I remember when he was born. It was in Sioux Falls, South Dakota. The pregnancy was complicated and the hospital room was full of medical people. Benjamin wasn’t crying when he was born. I thought it was peaceful. The doctors thought it was a problem. They immediately took him to a different part of the delivery room. He eventually started crying. A beautiful noise. I can honestly say a crying baby has never annoyed me. I know the alternative.
Benjamin and I have had quite an adventure. We used to play chess everyday after school. Today thirty-two Lewisbrikkenesit on a sycamore game board on our dining room table. Replicas of the Lewis chessman made in Trondheim, Norway, in the 12th century. It’s still one of my favorite ways to spend an hour or two. We led a worship service at a nursing home on Friday afternoons for seven years. I coached his soccer team for eight seasons. He was never a great player and I wasn’t much of a coach, but we had fun trying. We spent our summers doing nothing at a quiet lake in southern Missouri. Rode bikes down Pennsylvania Avenue in Washington D.C. Got questioned by a police officer in Russia. Taught him how to drive a car at Chalco. I wish we could do it all over again.

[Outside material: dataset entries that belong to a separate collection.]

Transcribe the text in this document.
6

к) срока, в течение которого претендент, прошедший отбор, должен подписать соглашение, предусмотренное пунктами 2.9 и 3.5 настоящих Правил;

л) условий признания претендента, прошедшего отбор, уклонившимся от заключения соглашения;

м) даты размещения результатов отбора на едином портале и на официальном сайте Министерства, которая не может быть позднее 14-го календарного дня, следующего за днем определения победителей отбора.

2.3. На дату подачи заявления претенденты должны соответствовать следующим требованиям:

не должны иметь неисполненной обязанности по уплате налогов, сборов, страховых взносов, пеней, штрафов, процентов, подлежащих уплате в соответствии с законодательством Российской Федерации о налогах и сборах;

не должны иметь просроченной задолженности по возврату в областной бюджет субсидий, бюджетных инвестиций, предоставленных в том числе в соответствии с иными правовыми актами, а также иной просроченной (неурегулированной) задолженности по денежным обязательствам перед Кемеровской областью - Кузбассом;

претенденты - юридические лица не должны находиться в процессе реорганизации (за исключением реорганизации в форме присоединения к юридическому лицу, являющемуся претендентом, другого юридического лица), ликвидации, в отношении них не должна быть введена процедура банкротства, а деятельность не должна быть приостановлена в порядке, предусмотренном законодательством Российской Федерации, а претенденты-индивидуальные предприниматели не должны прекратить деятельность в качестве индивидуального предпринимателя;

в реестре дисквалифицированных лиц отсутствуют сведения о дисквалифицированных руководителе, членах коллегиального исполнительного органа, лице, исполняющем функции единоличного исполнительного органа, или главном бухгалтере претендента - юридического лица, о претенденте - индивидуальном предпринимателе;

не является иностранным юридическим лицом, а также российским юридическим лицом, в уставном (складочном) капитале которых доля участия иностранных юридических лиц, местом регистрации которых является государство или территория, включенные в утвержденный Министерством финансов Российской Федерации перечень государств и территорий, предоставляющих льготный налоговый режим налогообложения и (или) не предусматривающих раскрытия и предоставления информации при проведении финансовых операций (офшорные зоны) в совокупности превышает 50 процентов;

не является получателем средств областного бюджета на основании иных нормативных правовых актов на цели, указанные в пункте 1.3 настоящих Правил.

I have always said the best thing about The Water’s Edge is its people. Hundreds of people have given so much. So many prayers. So much time. So much expertise. Since 2005. Benjamin is part of that group. During our early years when he was in kindergarten and first grade, we stuffed bulletins together on Saturday nights. We sat in the front row during worship when he was in upper elementary school. He would read the Bible during then I would attempt to preach from it. His biggest contribution was something none of you ever observed and only a few of you have experienced—being the child of a preacher. Disease and dysfunction and death don’t wait. Dinners interrupted. Vacations delayed. Last-minute schedule changes. He knows no other kind of life and always supported God’s calling on my life.
He’ll be graduating on Saturday night, May 25th. It will be his 18thbirthday. My friend, Jim Sutfin, will hand him a piece of paper that means one chapter of his life is over and the next one is beginning. He’ll represent Millard North as a debater one more time at the National Debate Tournament in Texas in mid-June. He has poured four years of his life into an activity he loves. It is one of the first things he has done that I wasn’t active in. But I am his biggest fan.
I can’t say I’m looking forward to August 31st. The setting will be Northfield, Minnesota. It beat out other college destinations like Atlanta and Washington D.C. and Boston. St. Olaf is this quirky, beautiful, Lutheran liberal arts college founded by a group of Norwegian pastors in the 1800s. It has students from all fifty states and over one hundred countries. The day begins moving Benjamin into a small room he’ll share with another freshman. After some gatherings and seminars and a worship service, the day ends driving five hours home to Omaha to a house with an empty room.
Fifteen marbles still in the jar. I’m going to enjoy all of them.